Continuous Rotation: As the vanes rotate, the lighter-absorbing or more reflective side faces away from the light source, reducing the radiation pressure on that side. At the same time, the other side faces the light source, increasing the radiation pressure. This imbalance of forces sustains the rotation of the vanes.
Crookes radiometer in sunlight creates heat in the form of light. So each of the four vanes has silvery, reflective, and darker black sides. The darker black sides tend to absorb light and enhance heat. It means that one side of a vane is hotter than the other.
Cool things down by sending colder air on the silvery side to the darker side to cool it off. When it does that, the balance of gasses changes. It builds upon the darker side, increasing the air pressure and decreasing the air pressure on the silvery side. That’s part one of thermal creep.
The second part is that air particles move around to the warmer side as the cold air moves to the warmer side. Sometimes, they displace warmer molecules, which go to the other side. By definition, warmer air molecules have more energy. They’re more excited, so they strike the vane with more force.
They’re striking the black side of the vane, which on the other side, meets very little resistance. Because there’s lower air pressure, the vane spins around, with the dark side leading.
- The more light intensity, the faster the mill will move, but it does not depend only on the intensity. It also depends on the frequency of light.

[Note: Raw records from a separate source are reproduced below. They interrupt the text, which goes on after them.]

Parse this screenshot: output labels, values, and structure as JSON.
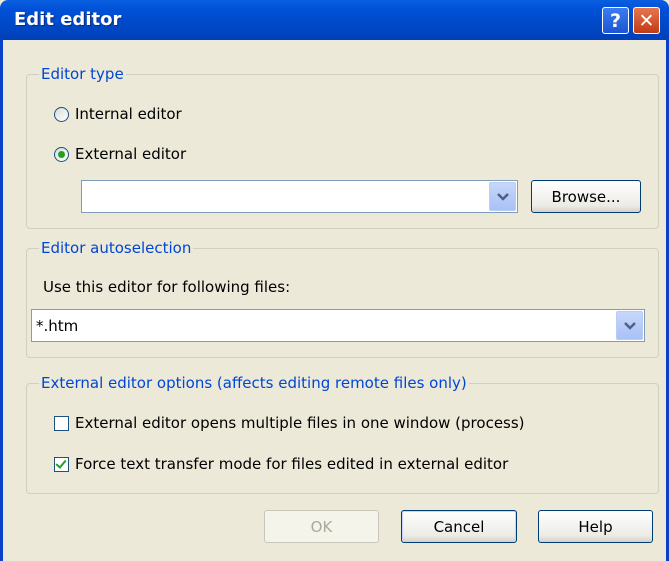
{
  "window": {
    "title": "Edit editor",
    "help_glyph": "?",
    "close_glyph": "✕"
  },
  "editor_type": {
    "legend": "Editor type",
    "internal_label": "Internal editor",
    "external_label": "External editor",
    "selected": "external",
    "path_value": "",
    "browse_label": "Browse..."
  },
  "autoselection": {
    "legend": "Editor autoselection",
    "label": "Use this editor for following files:",
    "mask_value": "*.htm"
  },
  "options": {
    "legend": "External editor options (affects editing remote files only)",
    "multiple_files_label": "External editor opens multiple files in one window (process)",
    "multiple_files_checked": false,
    "force_text_label": "Force text transfer mode for files edited in external editor",
    "force_text_checked": true
  },
  "buttons": {
    "ok": "OK",
    "cancel": "Cancel",
    "help": "Help"
  }
}
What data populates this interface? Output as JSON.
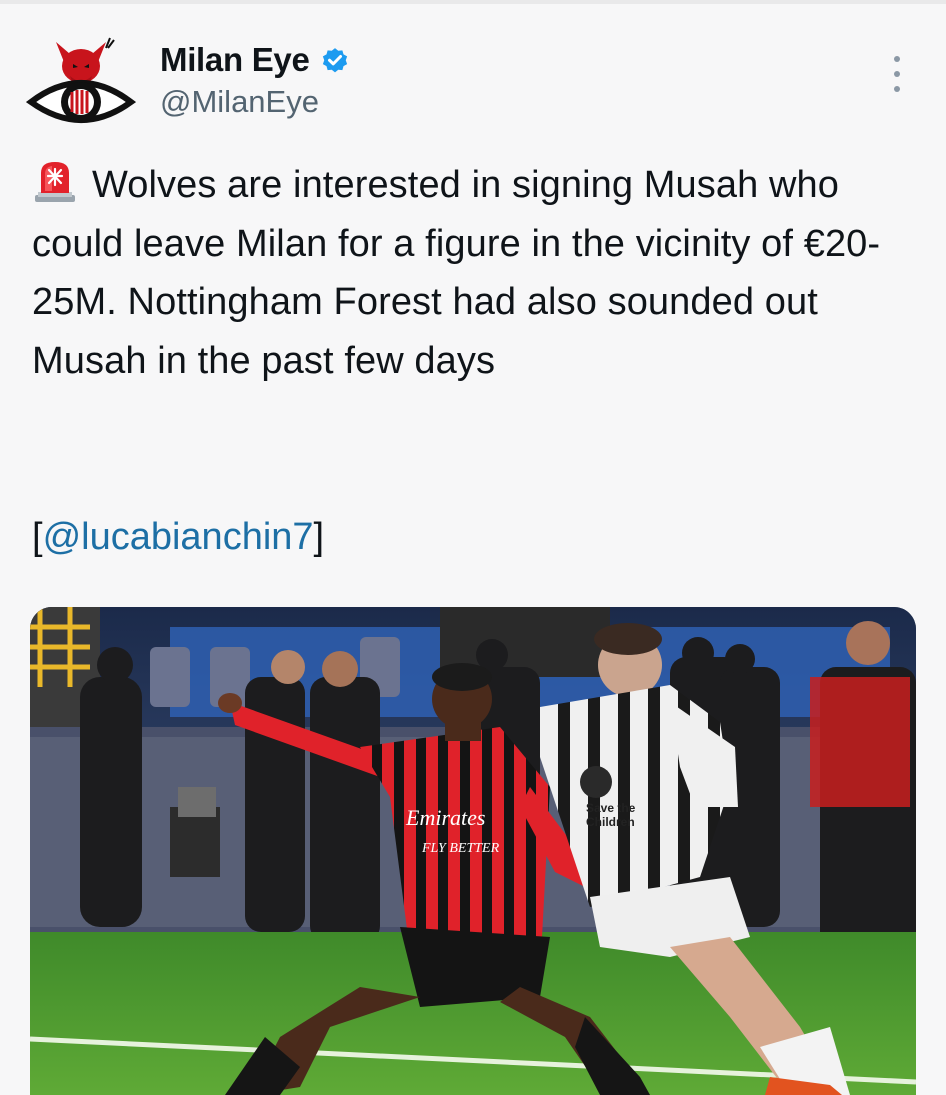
{
  "account": {
    "display_name": "Milan Eye",
    "handle": "@MilanEye",
    "verified": true,
    "avatar_icon": "devil-eye-logo-icon"
  },
  "menu": {
    "more_icon": "vertical-ellipsis-icon"
  },
  "tweet": {
    "alert_icon": "police-siren-emoji-icon",
    "text": "Wolves are interested in signing Musah who could leave Milan for a figure in the vicinity of €20-25M. Nottingham Forest had also sounded out Musah in the past few days",
    "source_open": "[",
    "source_mention": "@lucabianchin7",
    "source_close": "]"
  },
  "media": {
    "kind": "photo",
    "jersey_sponsor_1": "Emirates",
    "jersey_sponsor_2": "FLY BETTER",
    "jersey_charity_1": "Save the",
    "jersey_charity_2": "Children"
  },
  "colors": {
    "link": "#1d6fa5",
    "verified": "#1d9bf0",
    "text": "#0f1419",
    "secondary": "#536471",
    "milan_red": "#d5202b",
    "juve_white": "#f2f2f2"
  }
}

The radiometer is more sensitive to the light of the flame, which is of a lower frequency than the LED light. The black side absorbs more light than the white one. It gets hotter, so the air temperature is larger than the temperature on the white side. Everybody knows that a white car is cooler than a black one. So the same happens here.
Consequently, the pressure on the black side is larger than on the white side. So there is a net force that pushes from black to white. The radiometer will move from left to right. It explains why the radiometer does not work in a total vacuum.
The air moves toward Newton’s third law in the radiometer. The vanes will rotate in the opposite direction. The speed at which they rotate is directly proportional to the incoming flux from the light source. So the brighter the light source, the faster the radiometer will spin. The weaker the light source, the slower the radiometer will spin.